The Camp Fire, which took the lives of many and left behind trails of destruction and ashes, is 100 percent contained, officials said Sunday.

The Camp Fire torched the town of Paradise in northern California and surpassed state records, becoming the most deadly and most destructive fire the state has ever seen.

The death toll was raised to 85 as officials found more remains while searching through the debris left behind by the fire

The blaze burned through a total of 153,000 acres, destroying nearly 14,000 homes and nearly 5,000 other buildings. The fire also injured three firefighters in the process.

Throughout the fire, the number of missing people reached a peak of over 1,000 individuals, as the Butte County Sheriff's Office regularly updated the list. Currently, the sheriff's office said that 249 people are still missing in the area.

Fire personnel and local authorities pushed through the last few days to fully contain the fires and continuing the search efforts to locate missing persons.

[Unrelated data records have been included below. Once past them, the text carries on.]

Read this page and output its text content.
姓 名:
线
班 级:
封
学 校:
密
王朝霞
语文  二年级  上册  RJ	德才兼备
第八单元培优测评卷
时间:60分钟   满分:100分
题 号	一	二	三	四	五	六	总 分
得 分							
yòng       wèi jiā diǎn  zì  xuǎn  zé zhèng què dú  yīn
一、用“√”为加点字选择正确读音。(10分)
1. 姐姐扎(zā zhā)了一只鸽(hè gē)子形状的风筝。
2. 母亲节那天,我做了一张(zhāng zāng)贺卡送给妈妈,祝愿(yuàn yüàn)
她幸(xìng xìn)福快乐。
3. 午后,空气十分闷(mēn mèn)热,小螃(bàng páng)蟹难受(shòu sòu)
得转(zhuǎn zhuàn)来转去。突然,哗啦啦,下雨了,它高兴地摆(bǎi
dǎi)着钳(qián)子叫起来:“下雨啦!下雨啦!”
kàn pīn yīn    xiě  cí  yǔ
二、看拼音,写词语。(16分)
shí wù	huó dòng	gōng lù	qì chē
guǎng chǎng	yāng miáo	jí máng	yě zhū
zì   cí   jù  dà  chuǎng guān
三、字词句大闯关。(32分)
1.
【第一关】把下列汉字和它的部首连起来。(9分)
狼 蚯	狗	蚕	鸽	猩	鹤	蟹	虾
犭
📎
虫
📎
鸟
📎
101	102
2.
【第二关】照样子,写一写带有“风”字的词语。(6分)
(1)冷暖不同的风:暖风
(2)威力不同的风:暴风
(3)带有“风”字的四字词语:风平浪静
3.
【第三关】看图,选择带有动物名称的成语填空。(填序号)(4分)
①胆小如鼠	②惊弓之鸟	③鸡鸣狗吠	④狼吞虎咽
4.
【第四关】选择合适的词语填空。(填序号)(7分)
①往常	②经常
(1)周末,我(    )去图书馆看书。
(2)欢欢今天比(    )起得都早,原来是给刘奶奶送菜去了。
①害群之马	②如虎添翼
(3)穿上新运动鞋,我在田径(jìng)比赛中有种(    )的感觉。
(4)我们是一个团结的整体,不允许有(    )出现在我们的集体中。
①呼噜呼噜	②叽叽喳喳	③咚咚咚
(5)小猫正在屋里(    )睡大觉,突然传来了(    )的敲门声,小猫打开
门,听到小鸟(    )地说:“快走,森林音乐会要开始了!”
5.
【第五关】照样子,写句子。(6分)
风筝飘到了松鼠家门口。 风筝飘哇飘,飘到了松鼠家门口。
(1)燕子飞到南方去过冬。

"We haven't taken the day off," Butte County Sheriff Kory Honea said on Thanksgiving Day.

Officials have still not given a cause for the fire, however some researchers say that the changing climate along with logging, which was intended to reduce fires, helped the fires grow.

“When it got to the logged area, it spread very rapidly and people just didn’t have much time to evacuate in Paradise, so this whole notion that logging — so-called hazardous fuels reduction — was going to save the town is a dangerous falsehood,” Chad Hanson, a fire ecologist at the John Muir Project, an environmental group critical of logging practices, told The New York Times.

The Woolsey Fire in southern California also took three lives and injured three firefighters. The blaze was fully contained Wednesday, after burning through 97,000 acres and destroying 1,500 structures.

The fire season in California usually runs from mid-summer and lasts until around the middle of October, however experts now say they may now be expected year round.